Entre las agujas de pino silbaba (hará un mes de
esto) el viento. Se recreaba paseando el parque sin prisa por marcharse,
revolviéndonos el cabello y de paso las ideas. Diría que los sauces salieron
levemente de su ensimismamiento, y a lo lejos los veíamos bailando. Un ritmo
ancestral.
Mecía la brisa
a las hojas dormidas,
que se dejan llevar,
llevar,
y volar…
Fue entonces cuando en retrospectiva
comprobamos cómo había ido pasando el tiempo desde la última vez que nos asomamos
por encima del hombro. Y pensamos en qué nuevo salto queríamos dar. Los bares
oscuros ya no nos inquietaban porque se habían convertido en el hogar de nuestras
ansias contenidas.
* * *
Aterrorizados, nos percatamos ahora de que durante toda nuestra vida, desde que nacimos, hemos estado ahogando nuestros antiguos recuerdos con el peso
de los nuevos. Desesperados por tapar las fugas tratamos de abrir la mente, para lo cual
cerramos los ojos (¿nunca nadie se preguntó el porqué?). Y nos parece sentir
que es una corriente de brisa desértica, cálida, la que ataca al cúmulo de hojas secas desde la
base, y las eleva en un vuelo aleatorio; cascada de ideas borrosas y memorias en cuyas
tibias aguas nos calamos y nos dejamos arrastrar, adormecidos.

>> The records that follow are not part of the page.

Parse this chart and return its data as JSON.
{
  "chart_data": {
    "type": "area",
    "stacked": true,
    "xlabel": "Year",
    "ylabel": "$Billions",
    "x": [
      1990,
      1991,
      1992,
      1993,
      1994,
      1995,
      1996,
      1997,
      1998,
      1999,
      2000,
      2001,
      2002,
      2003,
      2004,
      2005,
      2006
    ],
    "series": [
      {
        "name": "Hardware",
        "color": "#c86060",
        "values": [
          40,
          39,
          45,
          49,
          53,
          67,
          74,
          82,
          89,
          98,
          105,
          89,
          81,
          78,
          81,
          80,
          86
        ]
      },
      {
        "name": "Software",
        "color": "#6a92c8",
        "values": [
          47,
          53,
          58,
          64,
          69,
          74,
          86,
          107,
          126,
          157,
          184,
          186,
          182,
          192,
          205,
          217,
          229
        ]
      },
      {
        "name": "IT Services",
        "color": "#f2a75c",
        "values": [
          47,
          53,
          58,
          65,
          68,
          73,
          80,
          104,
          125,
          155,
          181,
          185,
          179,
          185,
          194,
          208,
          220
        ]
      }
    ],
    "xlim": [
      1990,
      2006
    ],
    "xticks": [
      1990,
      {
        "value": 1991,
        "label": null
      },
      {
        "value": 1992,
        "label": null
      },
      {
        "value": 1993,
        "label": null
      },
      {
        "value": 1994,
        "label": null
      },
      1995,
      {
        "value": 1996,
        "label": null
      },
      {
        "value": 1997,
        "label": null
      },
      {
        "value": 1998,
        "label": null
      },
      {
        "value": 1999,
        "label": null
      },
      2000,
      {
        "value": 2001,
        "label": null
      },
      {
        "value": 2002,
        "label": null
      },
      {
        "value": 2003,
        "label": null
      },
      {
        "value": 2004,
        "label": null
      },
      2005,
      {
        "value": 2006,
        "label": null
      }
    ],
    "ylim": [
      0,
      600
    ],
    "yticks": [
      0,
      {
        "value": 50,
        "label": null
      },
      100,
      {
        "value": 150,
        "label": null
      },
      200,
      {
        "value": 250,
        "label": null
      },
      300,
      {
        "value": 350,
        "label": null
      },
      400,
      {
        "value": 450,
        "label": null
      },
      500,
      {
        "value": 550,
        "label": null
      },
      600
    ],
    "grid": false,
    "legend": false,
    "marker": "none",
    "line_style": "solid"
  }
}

Y después me encontré sola donde estoy, sin saber qué
decir. Por no saber qué pensar, por no saber ni sentir… Porque me aterroriza no
sentir nada. Darme cuenta de que no siento nada; nada más que el cambio.
Preferiría apenarme pero tengo miedo. Miedo al auto desprecio, a no recordar lo
importante, a vivir de paso, a no ser trascendente.
No quiero guías de auto-ayuda, quiero
amigos que me conozcan. Quiero volar lejos pero en el fondo nunca sola. Quiero
que llegue la noche y encontrarte, seas quien seas, estés donde estés.
Quiero además estar allí cuando logres tus sueños. Y volaremos a tu casa, a tu planeta, dormiremos cada día en la copa de un árbol distinto.